Roebuck’s bandmates composed the song’s arrangements, excavating underutilized 90s guitar tones and drum beats to build an expansive sonic world for her lyrics. “A couple weeks after the funeral we played a show and I couldn’t keep it together,” Roebuck says, “but we just kept playing and started writing because it was truly all I felt I had, it was all I could do to feel any sense of purpose. For the past five years now I’ve been chipping my way through grief and loss and I think the album itself is just the story of a person working through living with a new weight on top of it all.”

While rooted in profound heartbreak and loss, the album’s material pairs nostalgic inducing guitar tones, lush yet unfussy production, lived-in lyricism, and earnest vocals in a way that turns pain into a bittersweet yet necessary catharsis. Certainly, if you’ve lost a loved one, the album will likely resonate with you on a deeper level than most.
 

How the Light Felt‘s lead single “After Silver Leaves” is an infectious, 120 Minutes era MTV alt rock-inspired anthem centered around reverb-drenched guitar jangle, driving rhythms paired with Roebuck’s gorgeous and expressive vocals, an enormous, sing-a-long worthy hook and a scorching guitar solo.
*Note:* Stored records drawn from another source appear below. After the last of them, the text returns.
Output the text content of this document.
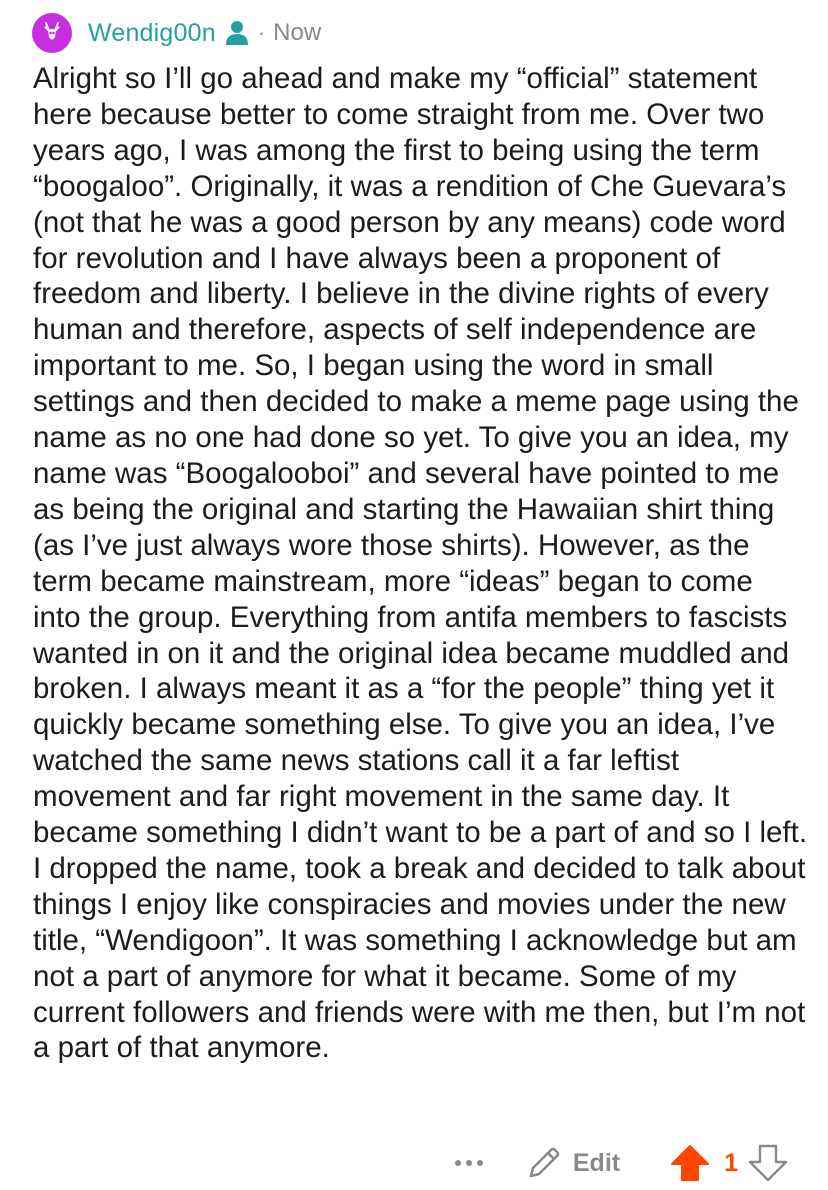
Wendig00n · Now

Alright so I’ll go ahead and make my “official” statement here because better to come straight from me. Over two years ago, I was among the first to being using the term “boogaloo”. Originally, it was a rendition of Che Guevara’s (not that he was a good person by any means) code word for revolution and I have always been a proponent of freedom and liberty. I believe in the divine rights of every human and therefore, aspects of self independence are important to me. So, I began using the word in small settings and then decided to make a meme page using the name as no one had done so yet. To give you an idea, my name was “Boogalooboi” and several have pointed to me as being the original and starting the Hawaiian shirt thing (as I’ve just always wore those shirts). However, as the term became mainstream, more “ideas” began to come into the group. Everything from antifa members to fascists wanted in on it and the original idea became muddled and broken. I always meant it as a “for the people” thing yet it quickly became something else. To give you an idea, I’ve watched the same news stations call it a far leftist movement and far right movement in the same day. It became something I didn’t want to be a part of and so I left. I dropped the name, took a break and decided to talk about things I enjoy like conspiracies and movies under the new title, “Wendigoon”. It was something I acknowledge but am not a part of anymore for what it became. Some of my current followers and friends were with me then, but I’m not a part of that anymore.

Edit	1
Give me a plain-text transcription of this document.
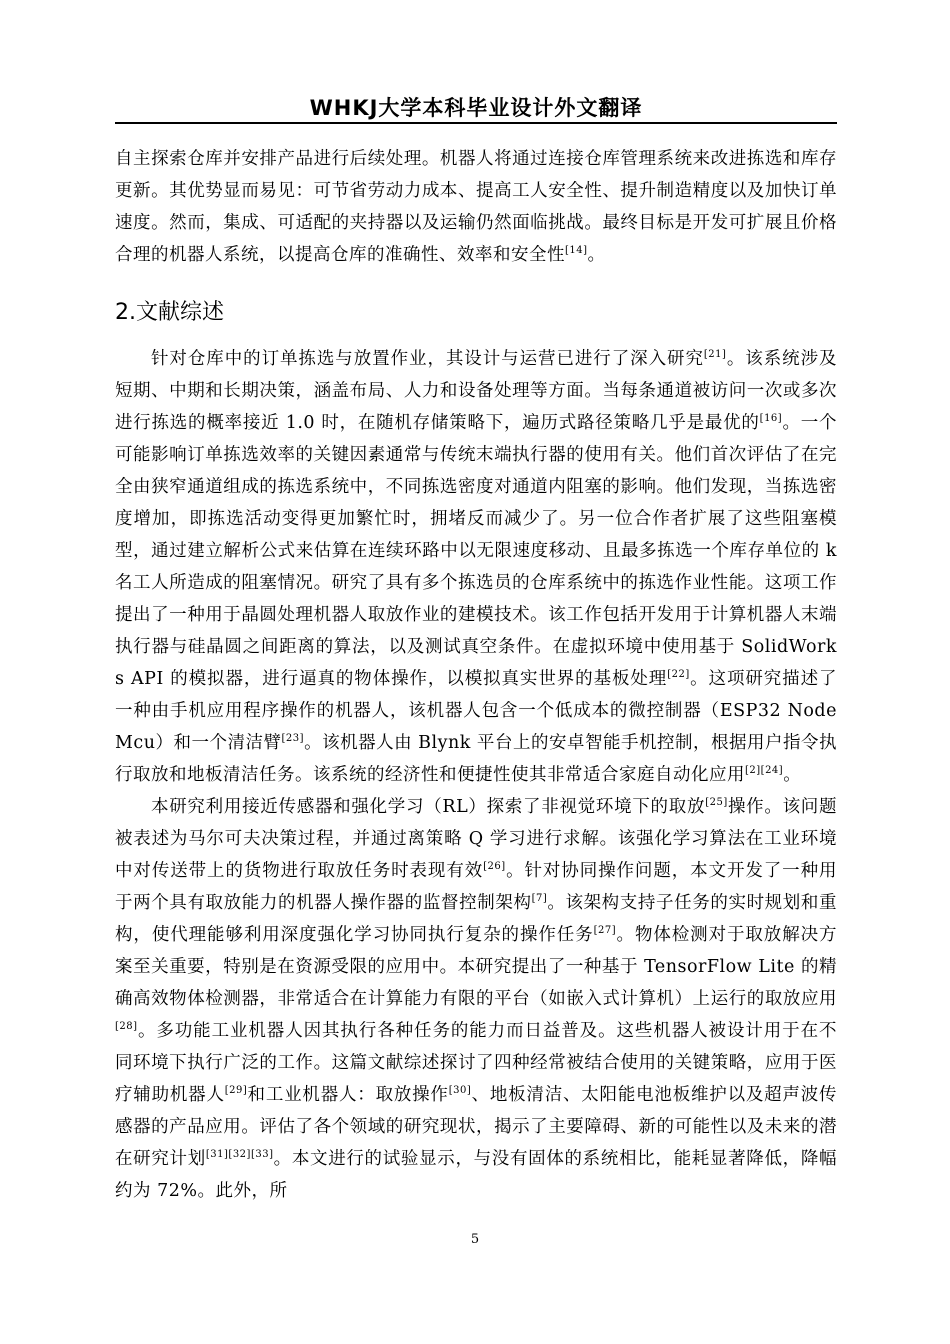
WHKJ大学本科毕业设计外文翻译

自主探索仓库并安排产品进行后续处理。机器人将通过连接仓库管理系统来改进拣选和库存更新。其优势显而易见：可节省劳动力成本、提高工人安全性、提升制造精度以及加快订单速度。然而，集成、可适配的夹持器以及运输仍然面临挑战。最终目标是开发可扩展且价格合理的机器人系统，以提高仓库的准确性、效率和安全性[14]。

2.文献综述

针对仓库中的订单拣选与放置作业，其设计与运营已进行了深入研究[21]。该系统涉及短期、中期和长期决策，涵盖布局、人力和设备处理等方面。当每条通道被访问一次或多次进行拣选的概率接近 1.0 时，在随机存储策略下，遍历式路径策略几乎是最优的[16]。一个可能影响订单拣选效率的关键因素通常与传统末端执行器的使用有关。他们首次评估了在完全由狭窄通道组成的拣选系统中，不同拣选密度对通道内阻塞的影响。他们发现，当拣选密度增加，即拣选活动变得更加繁忙时，拥堵反而减少了。另一位合作者扩展了这些阻塞模型，通过建立解析公式来估算在连续环路中以无限速度移动、且最多拣选一个库存单位的 k 名工人所造成的阻塞情况。研究了具有多个拣选员的仓库系统中的拣选作业性能。这项工作提出了一种用于晶圆处理机器人取放作业的建模技术。该工作包括开发用于计算机器人末端执行器与硅晶圆之间距离的算法，以及测试真空条件。在虚拟环境中使用基于 SolidWorks API 的模拟器，进行逼真的物体操作，以模拟真实世界的基板处理[22]。这项研究描述了一种由手机应用程序操作的机器人，该机器人包含一个低成本的微控制器（ESP32 Node Mcu）和一个清洁臂[23]。该机器人由 Blynk 平台上的安卓智能手机控制，根据用户指令执行取放和地板清洁任务。该系统的经济性和便捷性使其非常适合家庭自动化应用[2][24]。

本研究利用接近传感器和强化学习（RL）探索了非视觉环境下的取放[25]操作。该问题被表述为马尔可夫决策过程，并通过离策略 Q 学习进行求解。该强化学习算法在工业环境中对传送带上的货物进行取放任务时表现有效[26]。针对协同操作问题，本文开发了一种用于两个具有取放能力的机器人操作器的监督控制架构[7]。该架构支持子任务的实时规划和重构，使代理能够利用深度强化学习协同执行复杂的操作任务[27]。物体检测对于取放解决方案至关重要，特别是在资源受限的应用中。本研究提出了一种基于 TensorFlow Lite 的精确高效物体检测器，非常适合在计算能力有限的平台（如嵌入式计算机）上运行的取放应用[28]。多功能工业机器人因其执行各种任务的能力而日益普及。这些机器人被设计用于在不同环境下执行广泛的工作。这篇文献综述探讨了四种经常被结合使用的关键策略，应用于医疗辅助机器人[29]和工业机器人：取放操作[30]、地板清洁、太阳能电池板维护以及超声波传感器的产品应用。评估了各个领域的研究现状，揭示了主要障碍、新的可能性以及未来的潜在研究计划[31][32][33]。本文进行的试验显示，与没有固体的系统相比，能耗显著降低，降幅约为 72%。此外，所

5
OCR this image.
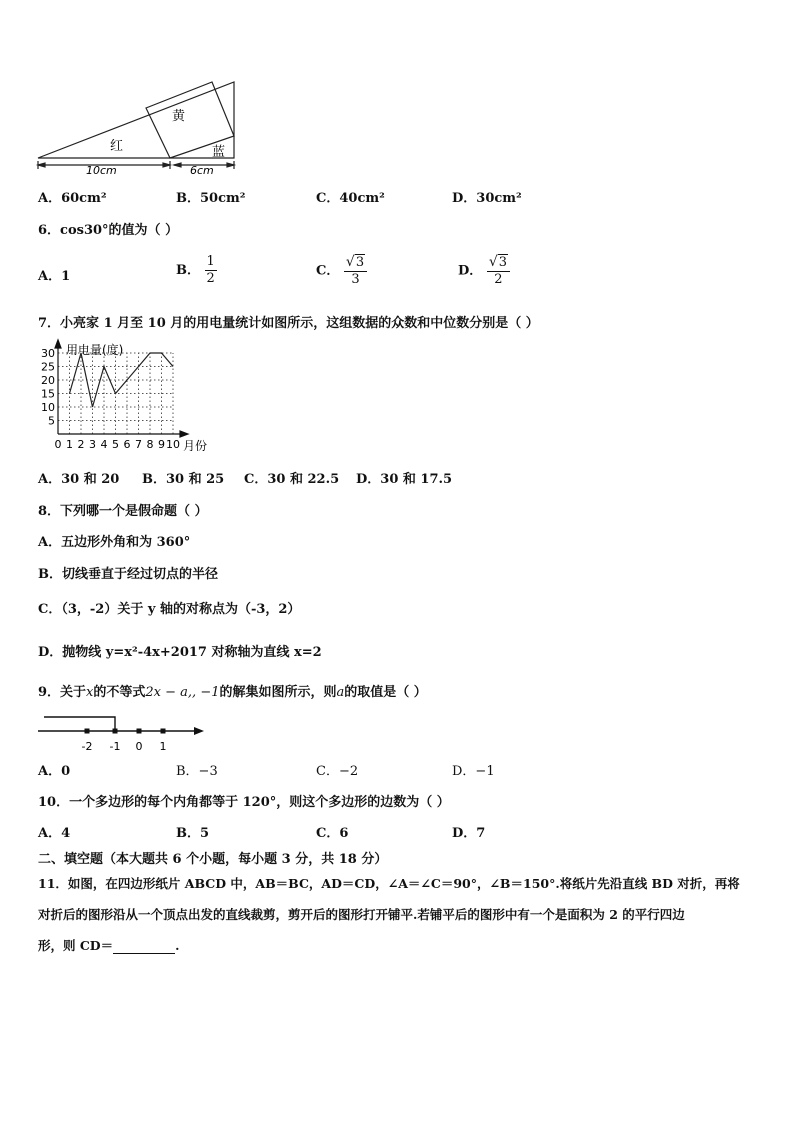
红
黄
蓝
10cm	6cm
A．60cm²	B．50cm²	C．40cm²	D．30cm²
6．cos30°的值为（ ）
A．1	B． $\frac{1}{2}$	C． $\frac{√ 3}{3}$	D． $\frac{√ 3}{2}$
7．小亮家 1 月至 10 月的用电量统计如图所示，这组数据的众数和中位数分别是（ ）
5
10
15
20
25
30
0 1 2 3 4 5 6 7 8 9 10
用电量(度)
月份
A．30 和 20 B．30 和 25 C．30 和 22.5 D．30 和 17.5
8．下列哪一个是假命题（ ）
A．五边形外角和为 360°
B．切线垂直于经过切点的半径
C．（3，-2）关于 y 轴的对称点为（-3，2）
D．抛物线 y=x²-4x+2017 对称轴为直线 x=2
9．关于x的不等式2x − a,, −1的解集如图所示，则a的取值是（ ）
-2 -1 0 1
A．0	B．−3	C．−2	D．−1
10．一个多边形的每个内角都等于 120°，则这个多边形的边数为（ ）
A．4	B．5	C．6	D．7
二、填空题（本大题共 6 个小题，每小题 3 分，共 18 分）
11．如图，在四边形纸片 ABCD 中，AB＝BC，AD＝CD，∠A＝∠C＝90°，∠B＝150°.将纸片先沿直线 BD 对折，再将
对折后的图形沿从一个顶点出发的直线裁剪，剪开后的图形打开铺平.若铺平后的图形中有一个是面积为 2 的平行四边
形，则 CD＝	.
While sonically recalling Reading, Writing and Arithmetic-era The Sundays, “After Silver Leaves” is rooted in deeply personal, embittering experience.

“This song is about a former relationship I was in, it was really horribly abusive. But the approach to this one was to just spell it all out and see how silly it feels once shit really hits the fan,” Roebuck says. “The song sounds so happy, but I’m talking about driving someone to a hospital when they’ve overdosed. And having to detach myself and realize that maybe it’s not my job as a teenage girl to save some sad sack of a guy. I think a lot of young women will relate to that, unfortunately.”

Directed by Aidan O’Connor, the accompanying black and white video for “After Silver Leaves” is loosely inspired by iconic 80s music videos, helping to further emphasize the 120 Minutes MTV-like vibe.